The Yukon government will spend up to $11 million for affordable-housing units for women and single mothers.
The facility is expected to have up to 30 housing units and is slated for completion within the next two-and-a-half years, Elaine Taylor, the minister responsible for the women’s directorate, told a news conference on Tuesday.
That works out to roughly $333,000 per unit, about half the cost of the Canada Games’ athletes’ village.
And that estimated cost includes other facilities expected to be included in the affordable housing complex, such as a communal kitchen, library, security and firefighting measures and daycare services, said women’s directorate spokesperson Brenda Barnes.
Exactly what will be included in the complex will be determined through consultations with women and stakeholders, she said.
There are currently 65 people waiting for social housing in Whitehorse.
And 38 per cent of those are single mothers with children.
Another 11 per cent are women who suffered abuse.
“There’s a need to increase access to affordable housing for women in the Yukon,” said Taylor.
“This will help to reduce the incidence of violence against women.”
The government plans to find a location, buy land, design the building, deal with zoning issues and tender the project, she said.
“I am hesitant to say whether it will be ready next year,” she said.
“But (it will be) within the next two to two-and-a-half years.”
Narrow Gauge Contracting is also planning an affordable housing complex.
Located near the community gardens, the two-storey building would contain eight two-bedroom units and four one-bedroom apartments.
The two-bedroom units would sell for $199,000, said Narrow Gauge owner Doug Gilday on Tuesday.
Although he’s had no trouble selling his high-end condos, Gilday decided to dabble in affordable housing.

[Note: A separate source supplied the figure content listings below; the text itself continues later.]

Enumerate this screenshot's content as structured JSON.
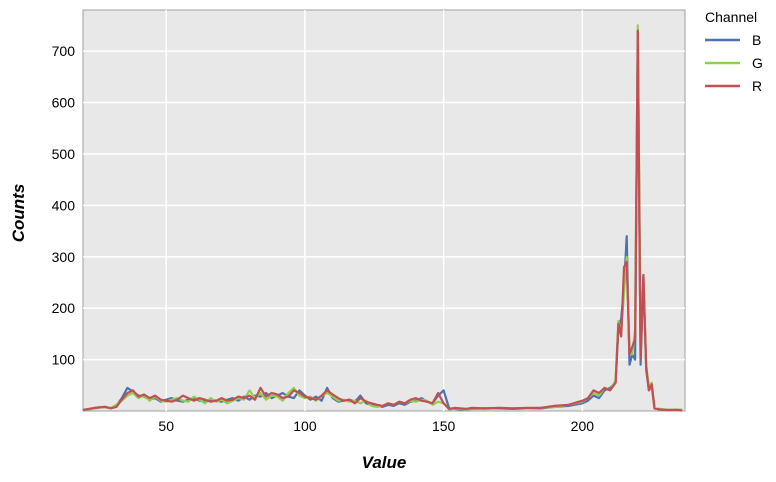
{
  "chart_data": {
    "type": "line",
    "xlabel": "Value",
    "ylabel": "Counts",
    "xlim": [
      20,
      237
    ],
    "ylim": [
      0,
      780
    ],
    "x_ticks": [
      50,
      100,
      150,
      200
    ],
    "y_ticks": [
      100,
      200,
      300,
      400,
      500,
      600,
      700
    ],
    "grid": true,
    "background": "#E8E8E8",
    "legend": {
      "title": "Channel",
      "placement": "top-right outside"
    },
    "x": [
      20,
      22,
      24,
      26,
      28,
      30,
      32,
      34,
      36,
      38,
      40,
      42,
      44,
      46,
      48,
      50,
      52,
      54,
      56,
      58,
      60,
      62,
      64,
      66,
      68,
      70,
      72,
      74,
      76,
      78,
      80,
      82,
      84,
      86,
      88,
      90,
      92,
      94,
      96,
      98,
      100,
      102,
      104,
      106,
      108,
      110,
      112,
      114,
      116,
      118,
      120,
      122,
      124,
      126,
      128,
      130,
      132,
      134,
      136,
      138,
      140,
      142,
      144,
      146,
      148,
      150,
      152,
      154,
      156,
      158,
      160,
      165,
      170,
      175,
      180,
      185,
      190,
      195,
      200,
      202,
      204,
      206,
      208,
      210,
      212,
      213,
      214,
      215,
      216,
      217,
      218,
      219,
      220,
      221,
      222,
      223,
      224,
      225,
      226,
      228,
      230,
      232,
      234,
      236
    ],
    "series": [
      {
        "name": "B",
        "color": "#4C72B0",
        "values": [
          2,
          3,
          5,
          7,
          8,
          6,
          10,
          25,
          45,
          38,
          30,
          28,
          22,
          25,
          18,
          22,
          25,
          20,
          18,
          22,
          25,
          20,
          18,
          22,
          20,
          18,
          22,
          25,
          20,
          28,
          22,
          30,
          28,
          35,
          25,
          30,
          35,
          28,
          25,
          40,
          30,
          22,
          28,
          20,
          45,
          25,
          18,
          20,
          22,
          18,
          30,
          15,
          12,
          10,
          8,
          12,
          10,
          15,
          12,
          18,
          20,
          25,
          18,
          15,
          30,
          40,
          5,
          4,
          3,
          3,
          4,
          5,
          5,
          4,
          5,
          5,
          8,
          10,
          15,
          20,
          30,
          25,
          40,
          45,
          55,
          160,
          180,
          240,
          340,
          90,
          110,
          100,
          740,
          90,
          260,
          80,
          40,
          50,
          5,
          3,
          2,
          2,
          3,
          2
        ]
      },
      {
        "name": "G",
        "color": "#8FD14F",
        "values": [
          2,
          3,
          5,
          8,
          7,
          6,
          12,
          20,
          30,
          35,
          25,
          30,
          20,
          28,
          20,
          18,
          22,
          25,
          20,
          18,
          28,
          22,
          15,
          25,
          18,
          22,
          15,
          20,
          25,
          22,
          40,
          25,
          35,
          22,
          30,
          28,
          20,
          35,
          45,
          30,
          25,
          28,
          20,
          30,
          35,
          28,
          20,
          22,
          18,
          20,
          15,
          20,
          10,
          8,
          10,
          15,
          12,
          18,
          15,
          20,
          18,
          22,
          20,
          12,
          18,
          15,
          3,
          5,
          4,
          3,
          5,
          4,
          6,
          5,
          5,
          6,
          8,
          12,
          18,
          25,
          35,
          30,
          45,
          40,
          60,
          175,
          150,
          230,
          300,
          120,
          110,
          160,
          750,
          140,
          250,
          90,
          45,
          55,
          6,
          4,
          3,
          2,
          3,
          2
        ]
      },
      {
        "name": "R",
        "color": "#C44E52",
        "values": [
          2,
          4,
          6,
          7,
          8,
          5,
          8,
          22,
          35,
          40,
          28,
          32,
          25,
          30,
          22,
          20,
          18,
          22,
          30,
          25,
          20,
          25,
          22,
          18,
          20,
          25,
          20,
          22,
          28,
          25,
          30,
          22,
          45,
          28,
          35,
          32,
          25,
          28,
          40,
          35,
          28,
          25,
          22,
          30,
          40,
          32,
          25,
          20,
          22,
          15,
          25,
          18,
          15,
          12,
          10,
          15,
          12,
          18,
          15,
          22,
          25,
          20,
          18,
          15,
          35,
          15,
          4,
          6,
          5,
          4,
          6,
          5,
          6,
          5,
          6,
          6,
          10,
          12,
          20,
          25,
          40,
          35,
          45,
          40,
          55,
          170,
          145,
          280,
          290,
          110,
          125,
          140,
          740,
          100,
          265,
          85,
          40,
          52,
          5,
          3,
          2,
          2,
          2,
          1
        ]
      }
    ]
  }
}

“The market needs it,” he said.
“And I guess you could say we’re motivated by our conscience to try and do something.”
If Gilday gets buy-in, Narrow Gauge will break ground in the spring, and the apartments will be ready by fall, he said.
The building will be energy efficient and have good air quality, he said. Because it is only two storeys, Narrow Gauge can cut costs by eliminating the need for an elevator or a sprinkler system.
Funding for the government’s new affordable housing complex is being drawn from the northern housing trust fund, a federal grant.
The project will be managed by the Yukon Housing Corp.
A woman-only building was rejected in initial consultations.
Women’s groups, transition homes and social housing clients suggested secure housing close to schools, daycares, and transportation, according to those initial consultations.
As a result, the government is considering including larger social housing units within its new complex to accommodate women with children, said Taylor.